33- "Onun kavminden, kâfir olup ahirete ulaşmayı yalan sayan ve dünya hayatında kendilerine refah verdiğimiz kodaman güruh dedi ki:" Nuh kavminin yalnız küfürlerini zikri ile yetinilmişti, bunların hakkında ise küfürleriyle beraber ahirete gitmeyi yalanlama ve dünya hayatında nimet ile şımarıklık özellikleri de bilhassa zikredilmiştir. Bu özellikler, asrımız kâfirlerinin de en belirgin özelliklerini ortaya koyduğu gibi, söyledikleri sözler de tamamıyla şimdiki kâfirlerin dillerine doladıkları sözlerdir. Bunlarda insanın peygamberliğini kabul etmemekle beraber, peygamberi normal bir insan seviyesinde göstermek için beşeriyeti yiyip içtiği şeylerle mukayese ediyor ve insanlık toplumunu kökünden yıkacak olan şu propogandayı ileri sürüyorlar.

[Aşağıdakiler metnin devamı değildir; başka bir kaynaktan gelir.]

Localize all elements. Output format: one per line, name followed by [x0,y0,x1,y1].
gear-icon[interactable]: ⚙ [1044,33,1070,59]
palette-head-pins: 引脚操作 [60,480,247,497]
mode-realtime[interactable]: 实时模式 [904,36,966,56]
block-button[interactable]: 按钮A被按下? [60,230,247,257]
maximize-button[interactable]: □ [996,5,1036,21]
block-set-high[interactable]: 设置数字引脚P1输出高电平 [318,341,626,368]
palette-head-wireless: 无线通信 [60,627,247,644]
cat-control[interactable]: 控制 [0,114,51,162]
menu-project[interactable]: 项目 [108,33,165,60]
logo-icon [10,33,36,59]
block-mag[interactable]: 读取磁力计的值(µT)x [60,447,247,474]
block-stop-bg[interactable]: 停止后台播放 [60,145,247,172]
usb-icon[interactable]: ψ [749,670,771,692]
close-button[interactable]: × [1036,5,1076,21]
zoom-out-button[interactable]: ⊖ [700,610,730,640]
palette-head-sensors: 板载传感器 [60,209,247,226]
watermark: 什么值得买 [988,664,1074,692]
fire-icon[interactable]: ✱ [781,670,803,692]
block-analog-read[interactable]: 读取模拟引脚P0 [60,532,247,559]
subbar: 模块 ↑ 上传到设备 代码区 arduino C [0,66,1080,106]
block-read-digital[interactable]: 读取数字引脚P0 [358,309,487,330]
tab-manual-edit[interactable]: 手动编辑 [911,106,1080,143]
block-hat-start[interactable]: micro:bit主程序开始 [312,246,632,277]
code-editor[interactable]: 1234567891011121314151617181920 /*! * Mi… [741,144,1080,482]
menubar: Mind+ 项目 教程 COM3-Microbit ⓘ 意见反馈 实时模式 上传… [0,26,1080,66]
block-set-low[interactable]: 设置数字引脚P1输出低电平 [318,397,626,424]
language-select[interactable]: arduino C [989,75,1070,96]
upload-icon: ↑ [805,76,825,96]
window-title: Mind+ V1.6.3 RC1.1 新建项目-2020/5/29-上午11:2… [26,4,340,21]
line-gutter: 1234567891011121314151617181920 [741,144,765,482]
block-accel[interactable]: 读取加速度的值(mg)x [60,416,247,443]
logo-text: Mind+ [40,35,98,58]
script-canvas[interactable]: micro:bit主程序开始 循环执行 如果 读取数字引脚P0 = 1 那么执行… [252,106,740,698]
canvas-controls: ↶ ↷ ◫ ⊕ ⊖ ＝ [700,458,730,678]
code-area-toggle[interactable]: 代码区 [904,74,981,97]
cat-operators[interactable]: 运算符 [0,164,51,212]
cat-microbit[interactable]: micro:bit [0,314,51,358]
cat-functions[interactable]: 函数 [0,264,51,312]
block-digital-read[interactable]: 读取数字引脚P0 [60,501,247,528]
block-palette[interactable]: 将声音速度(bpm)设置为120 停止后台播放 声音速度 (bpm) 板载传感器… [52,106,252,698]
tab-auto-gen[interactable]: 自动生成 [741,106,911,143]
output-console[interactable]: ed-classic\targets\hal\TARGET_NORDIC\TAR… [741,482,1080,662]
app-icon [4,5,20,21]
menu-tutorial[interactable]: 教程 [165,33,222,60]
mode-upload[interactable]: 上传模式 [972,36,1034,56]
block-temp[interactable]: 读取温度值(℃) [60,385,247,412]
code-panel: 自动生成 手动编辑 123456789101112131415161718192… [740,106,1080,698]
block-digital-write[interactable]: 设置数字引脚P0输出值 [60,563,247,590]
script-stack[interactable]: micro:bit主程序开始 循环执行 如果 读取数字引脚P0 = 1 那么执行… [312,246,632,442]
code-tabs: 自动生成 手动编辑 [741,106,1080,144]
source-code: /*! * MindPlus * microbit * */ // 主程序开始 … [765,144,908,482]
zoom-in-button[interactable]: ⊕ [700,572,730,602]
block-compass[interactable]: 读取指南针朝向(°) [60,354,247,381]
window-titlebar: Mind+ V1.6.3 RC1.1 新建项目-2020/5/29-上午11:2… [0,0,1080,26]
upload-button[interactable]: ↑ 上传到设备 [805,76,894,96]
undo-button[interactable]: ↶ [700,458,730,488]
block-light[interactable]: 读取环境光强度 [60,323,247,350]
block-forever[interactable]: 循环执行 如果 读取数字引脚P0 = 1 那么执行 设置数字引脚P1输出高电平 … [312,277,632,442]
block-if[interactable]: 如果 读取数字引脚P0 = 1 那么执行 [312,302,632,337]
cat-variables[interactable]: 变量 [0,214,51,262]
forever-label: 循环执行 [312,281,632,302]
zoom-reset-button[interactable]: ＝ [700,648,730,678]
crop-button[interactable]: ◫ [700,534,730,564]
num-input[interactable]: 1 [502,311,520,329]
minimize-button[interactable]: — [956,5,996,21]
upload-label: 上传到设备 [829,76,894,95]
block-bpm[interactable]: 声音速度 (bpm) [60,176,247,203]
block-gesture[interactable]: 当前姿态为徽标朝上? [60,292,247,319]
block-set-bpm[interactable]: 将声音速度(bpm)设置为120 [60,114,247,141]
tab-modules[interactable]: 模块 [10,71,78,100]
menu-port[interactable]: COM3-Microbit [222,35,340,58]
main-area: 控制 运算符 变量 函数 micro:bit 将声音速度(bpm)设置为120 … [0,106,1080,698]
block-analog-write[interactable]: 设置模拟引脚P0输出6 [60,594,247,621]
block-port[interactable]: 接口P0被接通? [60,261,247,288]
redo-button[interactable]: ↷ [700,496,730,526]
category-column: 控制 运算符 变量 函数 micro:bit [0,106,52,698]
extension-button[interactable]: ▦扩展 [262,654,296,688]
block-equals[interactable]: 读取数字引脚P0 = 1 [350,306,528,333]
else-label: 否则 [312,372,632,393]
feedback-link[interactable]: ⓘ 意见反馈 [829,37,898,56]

34- Gerçekten, tıpkı kendiniz gibi bir beşere itaat ederseniz o takdirde siz, hiç şüphesiz ziyandasınızdır. Hatırlatmaya gerek yoktur ki, insanın insana itaatini kayıtsız şartsız inkâr eden bu söz, hâricîlik ve anarşistlik davasıdır. Ve bir başkanın, başkanlığı altında toplanmayan bir insan topluluğu yoktur. Cumhuriyetler bile bir başkanın başkanlığı altında birleşmek zorundadır. Fakat kendi dünya hayatlarından ilerisini hiç hesaba almak istemeyen ihtilâlci kâfirler, kendi garaz ve menfaatlerini elde etmek için hürriyet davası altında itaat esaslarını yıkarak milletlerin toplum düzenlerini yok etmekten zevk alırlar. Bunun gibi dünya hayatının refahı ile şımarmış ve ahirete ulaşmanın yalan olduğunu diline dolamış olan o kâfirler de Allah'ın emriyle, peygambere itaat duygusunu kırmak için insanın insana meşru' olan itaat esasını bir esirlik ve ziyan şeklinde göstererek kökünden baltalamaya çalışıyorlardı. Bir milletin ayakta kalmasına en büyük darbe olan bu büyük cinayetin ahirete ait sorumluluğu söz konusu edildiğinde diyorlardı ki:

35- Size, öldüğünüz, toprak ve kemik yığını haline geldiğinizde, mutlak surette sizin (tekrar) meydana çıkarılacağınızı mı vaad ediyor?

36- Heyhât, heyhât! Size vaad edilen şey ne kadar uzak!

37- Hayat, ancak bizim dünya hayatımızdır. Ölür ve yaşarız. Yani kimimiz bir taraftan ölür, kimimiz de yeni doğar, hayata geliriz, böyle gider ve biz bir daha diriltilecek değiliz. Öldükten sonra dirilmeyeceğiz, o halde bu alçak hayata sarılalım keyfimize bakalım.

38- O peygamber ancak öyle bir adam ki Allah'a karşı bir yalan uydurdu biz ise ona inanacak değiliz. İşte görülüyor ki, zamanımız kâfirlerinin ve özellikle aydın olduğunu iddia eden zamanımız zındıklarının dine karşı söyledikleri sözler de eski kâfirlerin bu sözlerine benzer sözlerden başkası değildir.

39-Bunlar böyle söylediler de ne oldular? O peygamber, yani Hûd (a.s) Rabbim! Beni yalanlamalarına karşı bana yardımcı ol, dedi.

40-Yarattıklarından habersiz olmayan Allah Teâlâ da ne dedi bilir misiniz? Pek yakında onlar pişman olacaklar.

41- Derken Hak tarafından korkunç bir ses yakalayıverdi onları da, biz onları bir gusâ haline getiriverdik. Yani kendilerini bir sel köpüğü gibi savuruverdik. Artık defolsun öyle zalimler!